Autre nouveauté instaurée par cette loi qui entrera en vigueur pour la première fois lors de ce scrutin : il est désormais interdit de faire figurer sur les bulletins de vote des noms ou photographies de personnes qui ne sont pas candidates dans la circonscription. Il n’est donc, par exemple, plus possible d’indiquer sur les bulletins de vote qu’un candidat est soutenu par une personnalité nationale non candidate dans la circonscription. Il est également interdit, désormais, de faire figurer sur les bulletins de vote « la photographie ou la représentation d’un animal ».

Mutualisation des bureaux de vote

Il reste maintenant à attendre une circulaire ministérielle aux maires pour répondre à de nombreuses questions concernant les modalités pratiques de ces scrutins, qui paraîtra après avis du Conseil scientifique. Deux éléments sont déjà connus : le processus de demande de procuration va être simplifié et en partie dématérialisé ; et il sera possible de mutualiser une partie du bureau de vote (le président et les secrétaires) sous réserve que les opérations électorales se déroulent dans la même salle et que celle-ci soit aménagée pour éviter tout risque de confusion dans l’esprit des électeurs. Les fonctions d’assesseurs ne seront en revanche pas mutualisées, sauf dans les communes équipées de machines à voter.
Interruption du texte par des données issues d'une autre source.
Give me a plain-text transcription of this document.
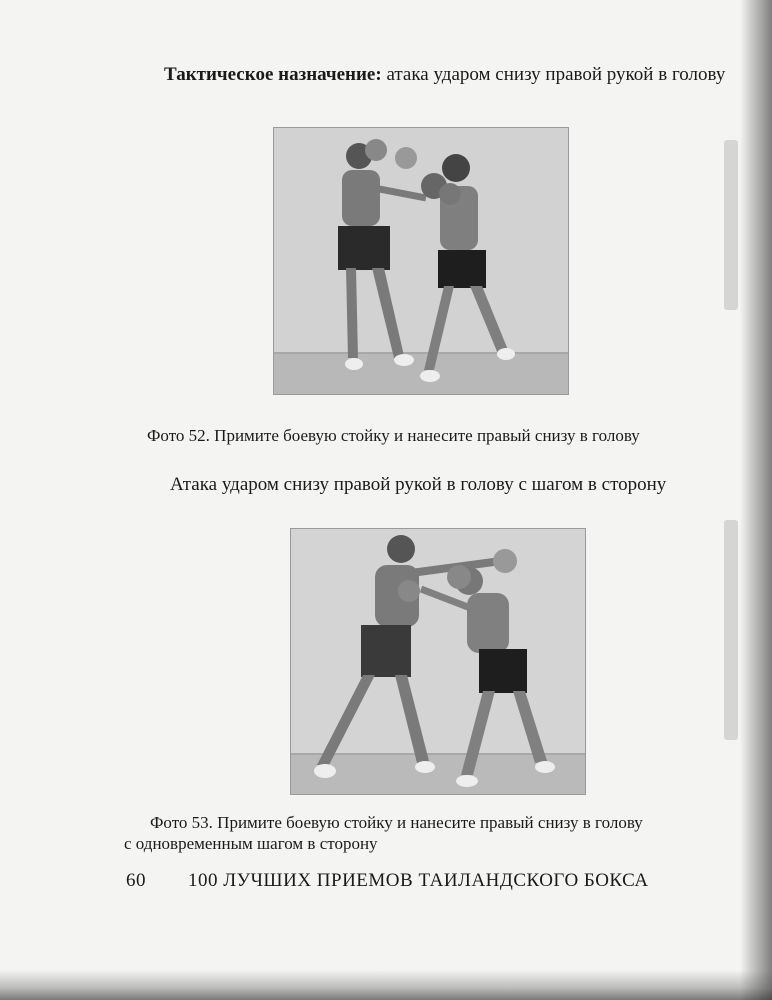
Тактическое назначение: атака ударом снизу правой рукой в голову
Фото 52. Примите боевую стойку и нанесите правый снизу в голову
Атака ударом снизу правой рукой в голову с шагом в сторону
Фото 53. Примите боевую стойку и нанесите правый снизу в голову
с одновременным шагом в сторону
60 100 ЛУЧШИХ ПРИЕМОВ ТАИЛАНДСКОГО БОКСА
La parution de la circulaire ministérielle devrait donner d’autres indications sur les précautions à prendre en termes de sécurité sanitaire. La loi qui a permis le report de ces deux scrutins prévoit, de toute façon, que les frais entraînés dans les communes par ces mesures de protection sanitaire seront remboursés par l’État.

Rappelons enfin qu’à titre exceptionnel, le gouvernement a consenti à ce que la double procuration soit acceptée lors de ces scrutins, pour des raisons de risque sanitaire. Mandants et mandataires devront obligatoirement être inscrits dans la même commune.

NOUVELLE DÉFINITION DU RURAL.

Dans le cadre de l’application de la première mesure de l’Agenda rural, et notamment à la demande du groupe Ruralités du Sénat et de l’A.N.N.R. (Association Nationale Nouvelles Ruralités), l’INSEE a redéfini sa conception de la ruralité. Aux yeux de l’institut, « la France compte 30755 communes rurales et la population qui y vit est de 21,9 millions d’habitants, soit 33% de la population de la France ». je rejoins le commentaire du professeur Gérard-François DUMONT : « c’est extraordinaire, l’INSEE qui avait enterré le mot rural vient de le ressusciter ».